Ces dernières années, les écoles privées ont clairement le vent en poupe. Depuis 2010, le nombre d'étudiants inscrits dans le privé a quasiment doublé, porté en grande partie par l'essor de la formation en alternance. Aujourd'hui, 1 étudiant sur 4 fait ses études dans un établissement privé.
Une tendance qui semble s'inverser pour certaines filières. Sur la plateforme Parcoursup, les écoles de commerce, par exemple, ont reçu, cette année, près de 40 000 vœux de moins qu'en 2025, soit une baisse de 13 % en un an. Les écoles d'ingénieurs, de leur côté, conservent leur public sans difficulté.
Diplomeo a passé en revue les chiffres du ministère sur les vœux pour les écoles d’ingénieurs et de commerce en 2026 !
Les écoles de commerce reculent, l'ingénierie tient bon
Pour mesurer l'évolution de la demande, on a comparé le nombre de vœux reçus par ces deux familles d'écoles entre 2025 et 2026, à partir des données du ministère de l'Enseignement supérieur.
Côté école d’ingé, la demande reste importante et quasiment stable d'une année sur l'autre. Ces établissements continuent d'attirer pour des raisons simples : un diplôme reconnu, des débouchés lisibles et des salaires de sortie parmi les plus élevés. Les business schools présentes sur Parcoursup, en revanche, voient leur courbe s'infléchir nettement.
En un an, les vœux pour une formation en école de commerce passent de 305 000 à 264 000, soit un recul d'environ 13 %. Comment l'expliquer ? Une première piste tient à un déménagement discret : une partie de l'offre des écoles de commerce n’est pas sur Parcoursup, notamment car l’admission en bachelor se gère sur les plateformes des écoles elles-mêmes.

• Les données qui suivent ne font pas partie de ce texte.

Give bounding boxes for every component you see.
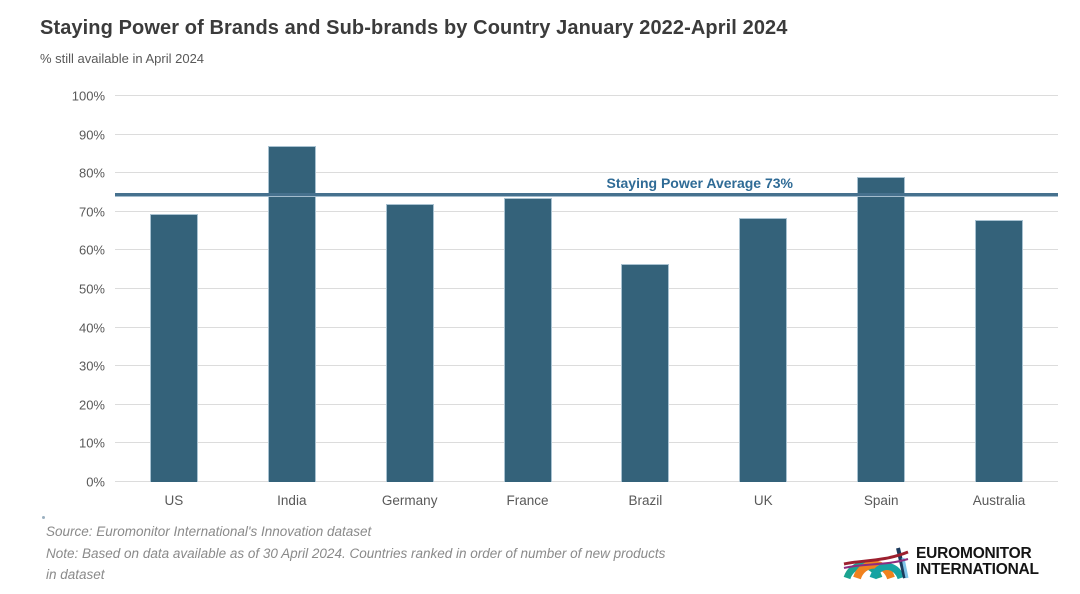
bars-row: [115, 96, 1058, 482]
y-tick-label: 70%: [78, 204, 105, 220]
y-tick-label: 0%: [86, 474, 105, 490]
bar-germany: [385, 204, 434, 482]
x-tick-label-uk: UK: [753, 493, 773, 508]
bar-us: [149, 213, 198, 482]
plot-area: Staying Power Average 73% US India Germany…: [115, 95, 1058, 508]
bar-slot-brazil: [587, 96, 705, 482]
gridline: [115, 442, 1058, 444]
gridline: [115, 288, 1058, 289]
footer-notes: Source: Euromonitor International's Inno…: [46, 521, 826, 586]
gridline: [115, 249, 1058, 251]
gridline: [115, 172, 1058, 174]
gridline: [115, 95, 1058, 96]
stray-mark: [42, 516, 45, 519]
gridline: [115, 403, 1058, 405]
y-tick-label: 80%: [78, 165, 105, 181]
bar-spain: [857, 177, 906, 482]
x-tick-label-india: India: [277, 493, 307, 508]
average-line-label: Staying Power Average 73%: [606, 175, 793, 192]
y-tick-label: 20%: [78, 397, 105, 413]
bar-brazil: [621, 263, 670, 482]
y-tick-label: 30%: [78, 358, 105, 374]
x-axis: US India Germany France Brazil UK Spain Austral…: [115, 493, 1058, 508]
x-tick-label-france: France: [506, 493, 549, 508]
gridline: [115, 481, 1058, 482]
y-tick-label: 100%: [71, 88, 105, 104]
y-tick-label: 40%: [78, 320, 105, 336]
bar-india: [267, 146, 316, 482]
y-tick-label: 90%: [78, 127, 105, 143]
chart-title: Staying Power of Brands and Sub-brands b…: [40, 17, 788, 39]
note-text-line-1: Note: Based on data available as of 30 A…: [46, 545, 666, 561]
x-tick-label-brazil: Brazil: [628, 493, 663, 508]
note-text-line-2: in dataset: [46, 567, 105, 582]
bar-slot-us: [115, 96, 233, 482]
bar-slot-australia: [940, 96, 1058, 482]
euromonitor-arches-icon: [843, 536, 909, 587]
y-tick-label: 50%: [78, 281, 105, 297]
chart-subtitle: % still available in April 2024: [40, 51, 205, 66]
bar-slot-germany: [351, 96, 469, 482]
bar-uk: [739, 217, 788, 482]
x-tick-label-us: US: [164, 493, 184, 508]
logo-text: EUROMONITOR INTERNATIONAL: [916, 544, 1039, 578]
bar-slot-india: [233, 96, 351, 482]
gridline: [115, 365, 1058, 367]
x-tick-label-germany: Germany: [381, 493, 438, 508]
logo-text-line-1: EUROMONITOR: [916, 544, 1032, 562]
bar-slot-spain: [822, 96, 940, 482]
y-tick-label: 60%: [78, 242, 105, 258]
euromonitor-logo: EUROMONITOR INTERNATIONAL: [843, 536, 1039, 587]
gridline: [115, 210, 1058, 212]
source-text: Source: Euromonitor International's Inno…: [46, 524, 372, 539]
gridline: [115, 326, 1058, 328]
bar-australia: [975, 219, 1024, 482]
logo-text-line-2: INTERNATIONAL: [916, 560, 1039, 578]
bar-slot-france: [469, 96, 587, 482]
bar-france: [503, 198, 552, 482]
bar-slot-uk: [704, 96, 822, 482]
gridline: [115, 133, 1058, 135]
average-line: [115, 193, 1058, 198]
x-tick-label-spain: Spain: [863, 493, 899, 508]
y-axis: 0% 10% 20% 30% 40% 50% 60% 70% 80% 90% 100%: [55, 89, 105, 490]
x-tick-label-australia: Australia: [972, 493, 1026, 508]
y-tick-label: 10%: [78, 435, 105, 451]
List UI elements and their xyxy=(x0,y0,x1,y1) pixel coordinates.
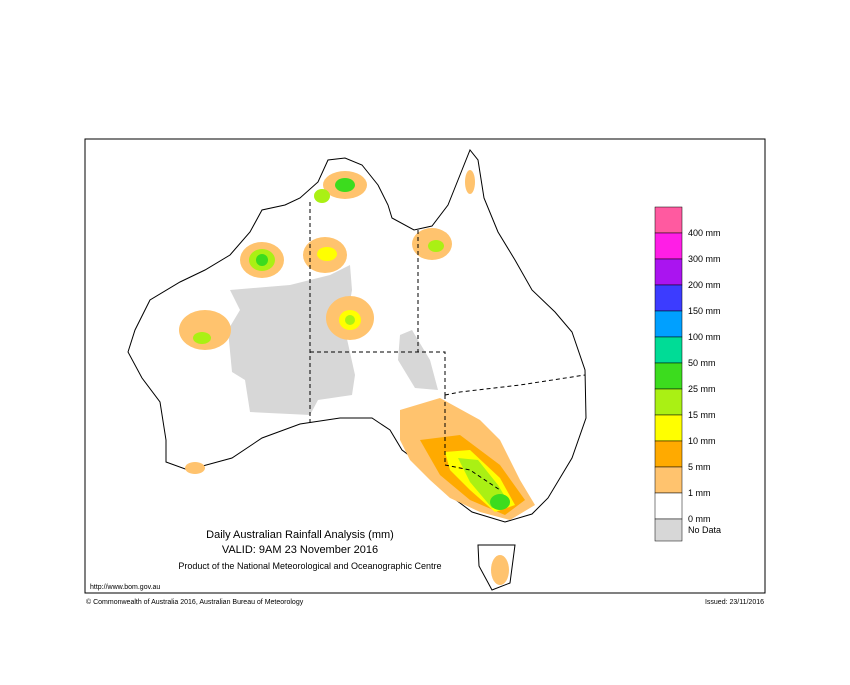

Cependant, le phénomène dépasse sans doute la seule question des inscriptions. La formule de l’alternance montre aujourd'hui des signes d'essoufflement porté par la baisse des aides gouvernementales à l’embauche des apprentis. Mécaniquement, le nombre d’étudiants qui privilégient ce mode de scolarité marque le pas depuis la rentrée 2024.
École de commerce : le bachelor séduit et le PGE ralentit
Choisir une école de commerce, c'est aussi choisir la durée de ses études post-bac. Et sur ce point, les candidats sur Parcoursup cette année ne tranchent plus comme leurs aînés.
Le bachelor, ce diplôme en 3 ans tourné vers la pratique à forte vocation internationale dans les business schools, grimpe de 12 % en un an. Au même moment, le Programme grande école (PGE) qui a longtemps incarné la voie royale des business school, perd près d'un quart de ses candidats.
Qu’est-ce qui explique le succès du bac+3 au détriment du PGE ? En trois ans, le bachelor mène à un diplôme et à un métier. Plus court, plus concret et souvent ouvert à l'alternance, il correspond à ce que recherchent de nombreux lycéens qui visent une insertion rapide dans le monde professionnel. Le PGE, lui, garde l'avantage sur les fonctions les plus qualifiées et les carrières à l'international.
Quels enseignements de spécialité au lycée mènent vers le commerce et l’ingénierie ?
Bien avant Parcoursup, le choix de sa future formation post-bac se prépare au lycée, dans la sélection des enseignements de spécialité. Et selon qu'on vise une école d'ingénieurs ou de commerce, les combinaisons gagnantes changent du tout au tout.
Pour les futurs élèves-ingénieurs, sans surprise, la doublette de spécialités mathématiques et physique-chimie domine très largement.
En effet, 75% des candidats qui visent une école d'ingénieurs ont opté pour cette combinaison de spécialités. Ce n’est pas le fruit du hasard, puisque la plupart des écoles attendent ces profils, quand elles ne l'exigent pas directement dans leurs pré-requis d'admission.
Loin derrière, on retrouve les profils Maths-NSI (7,6%), davantage tournés vers l'informatique, ainsi que quelques autres associations à dominante scientifique.
Les écoles de commerce, elles, recrutent des profils plus variés, mais une spécialité y revient presque toujours : les Sciences économiques et sociales. Ainsi, la doublette Maths-SES arrive en tête, devant les combinaisons mêlant SES, HGGSP et LLCER. Aucune spécialité n'est imposée ici, mais l'économie et les sciences humaines tracent clairement la voie.
D'une filière à l'autre, deux profils se dessinent donc dès la première : les disciplines scientifiques pour les futurs ingénieurs, l'économie et les humanités pour les futurs managers. Ces choix de spécialités dessinent ainsi les premières orientations, deux ans avant l'entrée dans le supérieur.